Este cuento de Jorge Bucay grafica muy bien las ataduras que sufrimos y como nos resulta difícil cambiar las estructuras e ideas que hemos alimentado por años:

El elefante encadenado

Cuando yo era chico me encantaban los circos, y lo que más me gustaba de los circos eran los animales. También a mí como a otros, después me enteré, me llamaba la atención el elefante.

Durante la función, la enorme bestia hacía despliegue de su tamaño, peso y fuerza descomunales, pero después de su actuación y hasta un rato antes de volver al escenario, el elefante quedaba sujeto solamente por una cadena que aprisionaba una de sus patas atada a una pequeña estaca clavada en el suelo. Sin embargo, la estaca era solo un minúsculo pedazo de madera apenas enterrado unos centímetros en la tierra. Y aunque la cadena era gruesa y poderosa me parecía obvio que ese animal capaz de arrancar un árbol de cuajo con su propia fuerza podría, con facilidad, arrancar la estaca y huir.

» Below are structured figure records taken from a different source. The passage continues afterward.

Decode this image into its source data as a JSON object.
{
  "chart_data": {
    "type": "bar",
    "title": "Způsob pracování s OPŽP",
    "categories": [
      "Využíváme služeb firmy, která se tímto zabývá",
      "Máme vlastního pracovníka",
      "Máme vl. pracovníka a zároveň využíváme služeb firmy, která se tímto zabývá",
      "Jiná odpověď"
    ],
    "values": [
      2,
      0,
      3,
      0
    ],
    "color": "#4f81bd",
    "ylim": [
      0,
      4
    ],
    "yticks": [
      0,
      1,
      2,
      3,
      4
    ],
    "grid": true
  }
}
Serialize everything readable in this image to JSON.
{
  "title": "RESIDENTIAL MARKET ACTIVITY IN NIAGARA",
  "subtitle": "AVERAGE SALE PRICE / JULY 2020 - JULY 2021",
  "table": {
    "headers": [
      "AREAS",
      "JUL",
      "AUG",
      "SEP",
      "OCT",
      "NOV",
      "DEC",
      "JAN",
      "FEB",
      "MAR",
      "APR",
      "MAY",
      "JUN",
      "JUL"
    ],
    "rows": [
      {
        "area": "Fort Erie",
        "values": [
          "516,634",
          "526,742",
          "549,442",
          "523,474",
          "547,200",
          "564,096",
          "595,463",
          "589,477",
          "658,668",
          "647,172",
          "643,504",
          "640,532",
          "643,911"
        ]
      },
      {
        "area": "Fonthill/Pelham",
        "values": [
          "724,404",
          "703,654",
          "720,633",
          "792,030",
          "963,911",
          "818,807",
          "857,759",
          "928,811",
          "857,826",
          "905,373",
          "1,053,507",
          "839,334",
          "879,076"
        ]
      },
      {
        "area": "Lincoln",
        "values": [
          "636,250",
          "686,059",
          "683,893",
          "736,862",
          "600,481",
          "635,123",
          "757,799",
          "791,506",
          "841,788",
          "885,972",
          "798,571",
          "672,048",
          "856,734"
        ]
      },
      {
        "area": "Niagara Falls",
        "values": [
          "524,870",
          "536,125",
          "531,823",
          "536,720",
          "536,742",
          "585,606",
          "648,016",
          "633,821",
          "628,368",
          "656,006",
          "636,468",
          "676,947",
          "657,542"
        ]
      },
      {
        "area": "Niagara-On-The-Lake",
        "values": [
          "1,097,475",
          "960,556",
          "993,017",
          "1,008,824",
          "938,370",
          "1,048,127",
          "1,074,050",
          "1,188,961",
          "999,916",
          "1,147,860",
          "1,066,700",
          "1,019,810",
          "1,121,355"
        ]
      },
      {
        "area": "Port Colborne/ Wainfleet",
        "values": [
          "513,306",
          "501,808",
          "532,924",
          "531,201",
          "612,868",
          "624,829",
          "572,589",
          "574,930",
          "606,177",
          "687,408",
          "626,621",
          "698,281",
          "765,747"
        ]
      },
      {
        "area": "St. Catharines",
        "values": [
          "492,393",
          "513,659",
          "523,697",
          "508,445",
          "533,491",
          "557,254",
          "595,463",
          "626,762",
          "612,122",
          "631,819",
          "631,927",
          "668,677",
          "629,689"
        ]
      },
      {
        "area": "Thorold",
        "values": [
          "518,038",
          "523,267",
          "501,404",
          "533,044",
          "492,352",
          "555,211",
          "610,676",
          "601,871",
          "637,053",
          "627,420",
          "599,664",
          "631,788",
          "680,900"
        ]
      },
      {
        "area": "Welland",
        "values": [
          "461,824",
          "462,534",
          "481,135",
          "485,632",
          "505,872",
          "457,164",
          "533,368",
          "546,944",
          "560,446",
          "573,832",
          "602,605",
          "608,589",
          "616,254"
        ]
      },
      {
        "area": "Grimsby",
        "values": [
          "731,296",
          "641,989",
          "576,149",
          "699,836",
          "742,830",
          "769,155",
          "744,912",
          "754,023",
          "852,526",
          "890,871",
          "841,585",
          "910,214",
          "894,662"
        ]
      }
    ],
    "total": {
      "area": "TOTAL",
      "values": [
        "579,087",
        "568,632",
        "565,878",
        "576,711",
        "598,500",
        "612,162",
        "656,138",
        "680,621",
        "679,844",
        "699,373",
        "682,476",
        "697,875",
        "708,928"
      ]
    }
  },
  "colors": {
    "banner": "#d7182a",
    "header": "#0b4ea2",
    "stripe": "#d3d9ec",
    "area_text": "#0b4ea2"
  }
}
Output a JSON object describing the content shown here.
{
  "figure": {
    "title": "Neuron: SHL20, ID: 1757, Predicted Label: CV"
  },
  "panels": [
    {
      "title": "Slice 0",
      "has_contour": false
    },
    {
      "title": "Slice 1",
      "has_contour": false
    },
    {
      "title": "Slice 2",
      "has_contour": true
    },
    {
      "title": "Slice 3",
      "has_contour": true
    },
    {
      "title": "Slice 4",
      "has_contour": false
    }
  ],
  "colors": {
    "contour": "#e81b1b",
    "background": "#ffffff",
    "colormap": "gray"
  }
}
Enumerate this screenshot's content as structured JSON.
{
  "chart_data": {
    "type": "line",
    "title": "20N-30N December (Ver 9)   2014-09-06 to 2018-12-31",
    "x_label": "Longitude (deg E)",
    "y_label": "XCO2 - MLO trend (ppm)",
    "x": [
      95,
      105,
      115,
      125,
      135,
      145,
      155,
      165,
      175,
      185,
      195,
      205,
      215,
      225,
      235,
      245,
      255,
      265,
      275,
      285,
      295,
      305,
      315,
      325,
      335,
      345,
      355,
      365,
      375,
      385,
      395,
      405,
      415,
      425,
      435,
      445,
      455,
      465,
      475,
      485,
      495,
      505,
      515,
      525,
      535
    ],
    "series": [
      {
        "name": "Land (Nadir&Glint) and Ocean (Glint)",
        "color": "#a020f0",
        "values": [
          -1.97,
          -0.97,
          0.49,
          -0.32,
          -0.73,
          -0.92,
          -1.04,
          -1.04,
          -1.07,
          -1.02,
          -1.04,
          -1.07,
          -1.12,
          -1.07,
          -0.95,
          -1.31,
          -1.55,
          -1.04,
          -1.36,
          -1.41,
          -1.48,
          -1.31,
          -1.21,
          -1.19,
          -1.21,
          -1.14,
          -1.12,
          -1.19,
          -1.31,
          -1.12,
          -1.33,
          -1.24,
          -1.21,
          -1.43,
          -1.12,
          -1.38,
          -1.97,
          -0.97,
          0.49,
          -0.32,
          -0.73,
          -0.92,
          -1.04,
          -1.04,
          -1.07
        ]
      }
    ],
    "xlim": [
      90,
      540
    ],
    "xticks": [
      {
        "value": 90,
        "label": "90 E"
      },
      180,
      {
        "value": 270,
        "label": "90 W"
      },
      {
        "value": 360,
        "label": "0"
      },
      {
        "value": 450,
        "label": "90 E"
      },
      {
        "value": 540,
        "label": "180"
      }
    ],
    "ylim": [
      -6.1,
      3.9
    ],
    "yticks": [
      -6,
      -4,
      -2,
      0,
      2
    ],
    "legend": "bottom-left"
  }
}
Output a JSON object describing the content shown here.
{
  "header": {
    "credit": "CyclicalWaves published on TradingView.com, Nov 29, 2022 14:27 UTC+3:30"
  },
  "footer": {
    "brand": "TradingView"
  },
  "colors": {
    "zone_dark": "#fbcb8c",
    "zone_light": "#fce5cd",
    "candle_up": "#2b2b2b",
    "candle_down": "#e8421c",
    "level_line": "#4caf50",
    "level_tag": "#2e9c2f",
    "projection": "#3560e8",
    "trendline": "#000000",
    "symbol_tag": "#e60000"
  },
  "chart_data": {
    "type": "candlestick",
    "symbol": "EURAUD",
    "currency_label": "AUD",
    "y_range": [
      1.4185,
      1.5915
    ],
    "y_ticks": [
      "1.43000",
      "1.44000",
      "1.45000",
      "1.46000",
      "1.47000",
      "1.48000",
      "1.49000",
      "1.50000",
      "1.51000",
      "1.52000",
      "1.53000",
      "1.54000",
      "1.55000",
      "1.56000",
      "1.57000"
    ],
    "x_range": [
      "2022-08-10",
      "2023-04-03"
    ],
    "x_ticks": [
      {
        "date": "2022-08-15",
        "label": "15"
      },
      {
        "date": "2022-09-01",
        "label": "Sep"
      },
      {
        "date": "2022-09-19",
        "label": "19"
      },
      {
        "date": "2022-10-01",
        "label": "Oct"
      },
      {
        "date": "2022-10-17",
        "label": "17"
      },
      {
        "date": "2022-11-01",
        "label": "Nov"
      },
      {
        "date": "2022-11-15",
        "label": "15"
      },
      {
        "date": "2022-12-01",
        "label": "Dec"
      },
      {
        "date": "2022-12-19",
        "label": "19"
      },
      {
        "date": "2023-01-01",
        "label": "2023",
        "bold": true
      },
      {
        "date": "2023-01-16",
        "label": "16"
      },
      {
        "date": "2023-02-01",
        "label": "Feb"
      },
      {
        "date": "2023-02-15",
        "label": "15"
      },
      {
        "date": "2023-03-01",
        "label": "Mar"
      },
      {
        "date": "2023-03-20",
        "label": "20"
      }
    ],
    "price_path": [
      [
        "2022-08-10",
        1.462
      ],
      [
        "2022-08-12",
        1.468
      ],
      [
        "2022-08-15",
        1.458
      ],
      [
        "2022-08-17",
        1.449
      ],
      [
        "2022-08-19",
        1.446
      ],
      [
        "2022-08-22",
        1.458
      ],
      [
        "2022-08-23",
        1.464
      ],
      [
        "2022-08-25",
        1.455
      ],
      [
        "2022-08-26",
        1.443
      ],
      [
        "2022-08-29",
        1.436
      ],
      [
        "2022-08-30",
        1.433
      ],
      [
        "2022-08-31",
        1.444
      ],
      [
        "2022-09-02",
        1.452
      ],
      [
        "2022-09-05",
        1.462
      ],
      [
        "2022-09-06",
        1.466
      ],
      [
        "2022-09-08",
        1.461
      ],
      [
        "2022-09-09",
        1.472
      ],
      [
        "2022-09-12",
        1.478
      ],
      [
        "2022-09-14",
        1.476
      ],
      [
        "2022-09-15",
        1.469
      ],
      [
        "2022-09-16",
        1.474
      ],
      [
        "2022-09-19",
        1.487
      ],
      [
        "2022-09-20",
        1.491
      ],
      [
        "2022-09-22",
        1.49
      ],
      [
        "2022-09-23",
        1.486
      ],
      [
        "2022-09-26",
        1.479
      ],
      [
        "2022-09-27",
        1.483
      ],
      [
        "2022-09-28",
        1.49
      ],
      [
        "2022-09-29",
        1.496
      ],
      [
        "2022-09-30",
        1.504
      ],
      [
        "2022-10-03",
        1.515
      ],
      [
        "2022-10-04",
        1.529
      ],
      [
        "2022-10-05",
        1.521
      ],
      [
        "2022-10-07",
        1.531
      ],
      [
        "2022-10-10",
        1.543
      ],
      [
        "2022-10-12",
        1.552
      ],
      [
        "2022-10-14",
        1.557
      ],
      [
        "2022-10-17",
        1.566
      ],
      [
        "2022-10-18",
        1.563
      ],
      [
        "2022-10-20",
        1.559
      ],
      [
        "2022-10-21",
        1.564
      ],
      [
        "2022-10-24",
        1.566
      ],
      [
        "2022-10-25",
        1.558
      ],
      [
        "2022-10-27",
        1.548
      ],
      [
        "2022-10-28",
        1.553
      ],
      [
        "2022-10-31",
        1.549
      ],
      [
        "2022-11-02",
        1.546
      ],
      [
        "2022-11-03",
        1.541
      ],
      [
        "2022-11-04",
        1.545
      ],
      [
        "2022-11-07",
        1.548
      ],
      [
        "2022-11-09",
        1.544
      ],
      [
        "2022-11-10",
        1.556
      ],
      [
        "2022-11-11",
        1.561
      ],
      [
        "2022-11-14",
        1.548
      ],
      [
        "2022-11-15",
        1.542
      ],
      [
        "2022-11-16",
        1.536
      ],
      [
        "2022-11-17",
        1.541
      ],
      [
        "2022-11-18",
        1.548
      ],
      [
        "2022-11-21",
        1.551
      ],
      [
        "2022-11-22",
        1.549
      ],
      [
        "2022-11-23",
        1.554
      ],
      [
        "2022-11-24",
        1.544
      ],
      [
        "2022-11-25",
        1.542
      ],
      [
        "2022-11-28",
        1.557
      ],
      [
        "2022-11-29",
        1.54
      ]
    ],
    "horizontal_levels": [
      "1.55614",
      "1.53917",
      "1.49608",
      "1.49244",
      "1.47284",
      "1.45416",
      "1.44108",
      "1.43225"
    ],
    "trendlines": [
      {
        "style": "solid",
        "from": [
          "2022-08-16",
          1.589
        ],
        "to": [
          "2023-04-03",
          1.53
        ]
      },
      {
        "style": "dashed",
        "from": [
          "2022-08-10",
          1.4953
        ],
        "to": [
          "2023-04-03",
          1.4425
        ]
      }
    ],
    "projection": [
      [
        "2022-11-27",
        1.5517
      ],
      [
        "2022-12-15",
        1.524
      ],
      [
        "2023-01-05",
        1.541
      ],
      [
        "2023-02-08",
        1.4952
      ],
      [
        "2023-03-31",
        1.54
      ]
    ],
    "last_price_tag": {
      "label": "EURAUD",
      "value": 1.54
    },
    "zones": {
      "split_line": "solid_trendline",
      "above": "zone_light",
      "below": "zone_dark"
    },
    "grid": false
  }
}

El misterio era evidente: ¿qué lo mantenía entonces? ¿Por qué no huía? Cuando tenía cinco o seis años yo todavía creía en la sabiduría de los grandes. Pregunté entonces a algún profesor, a algún padre, o a algún tío por el misterio del elefante. Alguno de ellos me explicó que el elefante no se escapaba porque estaba amaestrado. Hice entonces la pregunta obvia: “Si está amaestrado, ¿por qué lo encadenan?”. No recuerdo haber recibido ninguna respuesta coherente.

Con el tiempo me olvidé del misterio del elefante y la estaca y solo lo recordaba cuando me encontraba con otros que también se habían hecho la misma pregunta. Hace algunos años descubrí que por suerte para mí alguien había sido lo bastante sabio como para encontrar la respuesta: el elefante del circo no se escapa porque ha estado atado a una estaca parecida desde muy, muy pequeño.

Cerré los ojos y me imaginé al pequeño recién nacido sujeto a la estaca. Estoy seguro de que en aquel momento el elefantito empujó, tiró, sudó, tratando de soltarse. Y a pesar de todo su esfuerzo, no pudo. La estaca era ciertamente muy fuerte para él. Juraría que se durmió agotado, y que al día siguiente volvió a probar, y también al otro y al que le seguía. Hasta que un día, un terrible día para su historia, el animal aceptó su impotencia y se resignó a su destino. Este elefante enorme y poderoso que vemos en el circo, no se escapa porque cree, pobre, que no puede. Él tiene registro y recuerdo de su impotencia, de aquella impotencia que sintió poco después de nacer. Y lo peor es que jamás se ha vuelto a cuestionar seriamente ese registro. Jamás, jamás intentó poner a prueba su fuerza otra vez.